Adjuvant chemotherapy has been proved benefit for most FBCs, and it can reduce the risk of recurrence and metastasis by 10%–30%, especially in FBCs with high-risk standard. However, comparing with FBC, male BC has more HR expression, as high as 85.29% in our result. Furthermore, the molecular subtypes are also different between male BC and FBC.5 6 However, this distinction has not been transferred into a changing of clinical treatment decision. Generally, for chemotherapy, male BCs are treated in the same way, stage for stage, as FBC. There are few articles about the chemotherapy in male BC. Early in 1955–1996, Goss et al23 published a retrospective review of 229 patients with a shorter DFS and OS, although patients were more likely to have chemotherapy if they had node positive (and thus poorer prognosis) disease. Another review from the MD Anderson Cancer Center examined the treatment of 135 men in the adjuvant treatment. An OS benefit was seen for those receiving systemic therapy (32 received chemotherapy and 38 received endocrine therapy) compared with those who did not (HR=0.57).24 A study included that 50 patients supported the use of adjuvant therapies, with favourable survival benefits.25 However, several small sample studies show conflict results that male BC could benefit from chemotherapy because there are several parameters impacting the decision of using chemotherapy or not. Our results show that there are more patients with later clinical stage or HER2 positive in chemotherapy group when compared with non-chemotherapy group. It may be a reason explaining why chemotherapy could not have a favourable impact on this research. The HER2 and numbers of positive LNs have important relationship with OS as poor prognostic factors, and chemotherapy could play a well-prognostic factor, which was similar to Goss et al23 As a result, although chemotherapy could not achieve a significant difference in OS by log-rank test, it shows an important influence on OS by COX model test. Male BC is rare, but heightened awareness of the increased risk in certain men by both physicians and patients may results in earlier detection.

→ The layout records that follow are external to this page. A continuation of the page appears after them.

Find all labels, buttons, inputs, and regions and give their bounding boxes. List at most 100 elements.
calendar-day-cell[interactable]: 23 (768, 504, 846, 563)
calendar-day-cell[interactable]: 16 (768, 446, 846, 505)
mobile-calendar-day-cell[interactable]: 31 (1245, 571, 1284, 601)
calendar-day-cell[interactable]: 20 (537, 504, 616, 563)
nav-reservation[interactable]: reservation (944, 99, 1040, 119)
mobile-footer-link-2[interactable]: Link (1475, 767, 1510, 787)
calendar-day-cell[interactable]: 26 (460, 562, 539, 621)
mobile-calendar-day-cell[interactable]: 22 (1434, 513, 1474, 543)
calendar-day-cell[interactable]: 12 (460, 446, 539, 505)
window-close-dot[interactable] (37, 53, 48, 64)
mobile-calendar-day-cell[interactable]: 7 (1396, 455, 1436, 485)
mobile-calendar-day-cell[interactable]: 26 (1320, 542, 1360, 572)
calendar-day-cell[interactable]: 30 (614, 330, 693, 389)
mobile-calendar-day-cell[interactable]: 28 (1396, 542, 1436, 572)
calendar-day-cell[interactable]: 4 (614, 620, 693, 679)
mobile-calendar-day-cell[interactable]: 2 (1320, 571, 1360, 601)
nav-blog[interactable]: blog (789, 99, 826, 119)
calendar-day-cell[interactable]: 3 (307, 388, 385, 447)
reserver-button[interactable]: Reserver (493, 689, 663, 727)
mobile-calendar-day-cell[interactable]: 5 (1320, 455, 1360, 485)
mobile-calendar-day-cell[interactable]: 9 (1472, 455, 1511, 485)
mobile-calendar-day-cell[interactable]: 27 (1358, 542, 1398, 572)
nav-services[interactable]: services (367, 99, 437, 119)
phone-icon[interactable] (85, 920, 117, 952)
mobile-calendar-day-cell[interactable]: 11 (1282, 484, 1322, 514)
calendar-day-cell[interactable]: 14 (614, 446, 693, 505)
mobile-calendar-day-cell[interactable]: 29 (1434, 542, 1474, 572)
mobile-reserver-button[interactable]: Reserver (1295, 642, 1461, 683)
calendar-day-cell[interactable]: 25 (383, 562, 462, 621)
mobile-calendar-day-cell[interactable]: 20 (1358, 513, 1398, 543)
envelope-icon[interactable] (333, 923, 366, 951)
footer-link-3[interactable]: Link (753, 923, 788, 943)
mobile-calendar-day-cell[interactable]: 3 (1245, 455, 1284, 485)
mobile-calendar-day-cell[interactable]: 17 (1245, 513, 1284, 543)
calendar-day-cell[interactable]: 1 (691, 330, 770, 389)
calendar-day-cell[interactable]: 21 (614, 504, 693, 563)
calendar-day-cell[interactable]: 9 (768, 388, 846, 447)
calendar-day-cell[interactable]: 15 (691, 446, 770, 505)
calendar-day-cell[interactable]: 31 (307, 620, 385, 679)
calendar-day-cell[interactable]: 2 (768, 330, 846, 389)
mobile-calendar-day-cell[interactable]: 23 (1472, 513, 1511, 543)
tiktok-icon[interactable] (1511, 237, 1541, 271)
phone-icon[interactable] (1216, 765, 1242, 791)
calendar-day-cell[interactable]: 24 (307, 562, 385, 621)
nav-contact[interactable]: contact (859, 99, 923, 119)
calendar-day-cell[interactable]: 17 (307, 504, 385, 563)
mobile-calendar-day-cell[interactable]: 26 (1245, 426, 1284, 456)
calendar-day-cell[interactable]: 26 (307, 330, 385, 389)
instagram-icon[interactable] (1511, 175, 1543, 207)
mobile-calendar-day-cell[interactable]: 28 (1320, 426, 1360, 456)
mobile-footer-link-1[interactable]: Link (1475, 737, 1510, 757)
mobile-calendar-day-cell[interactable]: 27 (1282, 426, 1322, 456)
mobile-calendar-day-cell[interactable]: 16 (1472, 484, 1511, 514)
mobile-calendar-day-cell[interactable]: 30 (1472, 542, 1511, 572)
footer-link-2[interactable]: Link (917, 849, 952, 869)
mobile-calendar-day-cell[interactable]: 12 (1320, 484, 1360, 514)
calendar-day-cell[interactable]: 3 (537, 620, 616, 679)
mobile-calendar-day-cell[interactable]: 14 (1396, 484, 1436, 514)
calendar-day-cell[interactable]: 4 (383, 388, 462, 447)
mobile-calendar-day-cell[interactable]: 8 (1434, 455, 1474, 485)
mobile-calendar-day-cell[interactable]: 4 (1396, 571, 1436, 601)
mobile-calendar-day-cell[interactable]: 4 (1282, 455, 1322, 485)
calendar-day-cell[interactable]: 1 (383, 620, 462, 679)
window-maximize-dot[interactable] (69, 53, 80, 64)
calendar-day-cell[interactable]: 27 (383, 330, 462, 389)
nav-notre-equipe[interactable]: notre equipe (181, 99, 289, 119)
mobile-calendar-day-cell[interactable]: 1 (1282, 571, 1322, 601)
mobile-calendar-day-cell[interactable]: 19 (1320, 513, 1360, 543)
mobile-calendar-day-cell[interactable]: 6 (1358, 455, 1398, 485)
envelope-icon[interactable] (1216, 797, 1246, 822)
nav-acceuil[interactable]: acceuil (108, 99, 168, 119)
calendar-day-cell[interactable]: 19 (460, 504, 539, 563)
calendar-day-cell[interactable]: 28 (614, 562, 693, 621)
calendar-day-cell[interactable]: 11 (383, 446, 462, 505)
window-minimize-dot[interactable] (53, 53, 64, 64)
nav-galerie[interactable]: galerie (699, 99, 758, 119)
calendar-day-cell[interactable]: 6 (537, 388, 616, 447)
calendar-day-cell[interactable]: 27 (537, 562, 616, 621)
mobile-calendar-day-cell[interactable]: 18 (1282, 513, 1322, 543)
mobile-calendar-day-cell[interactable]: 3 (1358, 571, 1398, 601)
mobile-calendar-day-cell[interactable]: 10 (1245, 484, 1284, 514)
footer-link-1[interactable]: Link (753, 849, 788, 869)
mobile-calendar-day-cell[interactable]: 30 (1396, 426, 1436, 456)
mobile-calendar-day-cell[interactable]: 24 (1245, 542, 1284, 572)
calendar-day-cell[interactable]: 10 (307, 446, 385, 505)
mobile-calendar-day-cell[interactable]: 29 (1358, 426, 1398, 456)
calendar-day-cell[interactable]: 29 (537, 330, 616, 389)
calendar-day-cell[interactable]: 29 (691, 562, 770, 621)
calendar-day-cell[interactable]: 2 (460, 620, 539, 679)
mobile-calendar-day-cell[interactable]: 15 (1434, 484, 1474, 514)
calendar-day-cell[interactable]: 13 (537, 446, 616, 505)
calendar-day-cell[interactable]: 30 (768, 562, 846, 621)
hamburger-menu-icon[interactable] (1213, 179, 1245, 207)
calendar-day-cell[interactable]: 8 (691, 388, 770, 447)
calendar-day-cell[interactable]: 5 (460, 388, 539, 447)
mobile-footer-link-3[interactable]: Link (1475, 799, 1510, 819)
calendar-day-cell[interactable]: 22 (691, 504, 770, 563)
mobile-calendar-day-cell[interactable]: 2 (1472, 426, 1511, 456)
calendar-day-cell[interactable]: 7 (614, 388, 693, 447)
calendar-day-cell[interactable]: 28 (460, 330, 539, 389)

We collected 134 cases during a long following-up time, and it is a relatively large-scale retrospective study. In our study, we discovered that male BC who received chemotherapy have much more poor prognostic clinical and pathological factors than those who did not receive chemotherapy. But these two groups reached almost the same DFS. From this point, we can conclude that chemotherapy may have some protective value for those male BC patients with high risk of recurrence/metastasis. The inconsistency of chemotherapy effect on DFS and OS can be partly explained by the OS definition (death events to all causes). From the stratified analysis, we discovered that male BC could have benefited from chemotherapy, especially with more numbers of LN metastasis, and HER2 over-expression. The utility of chemotherapy should be considered in the high-risk level of recurrence/metastasis in male BC, although we did not have prospective research data for this result due to the very low incidence of male BC.

Since our study collected most patients’ data early in 1990s, some of the patients’ data would be different from now because of changes in diagnosis, examinations and IHC standards. This may cause the bias of chemotherapy strategy in male BC. Simultaneously, we may take gene testing and AR detection into consideration for our future study.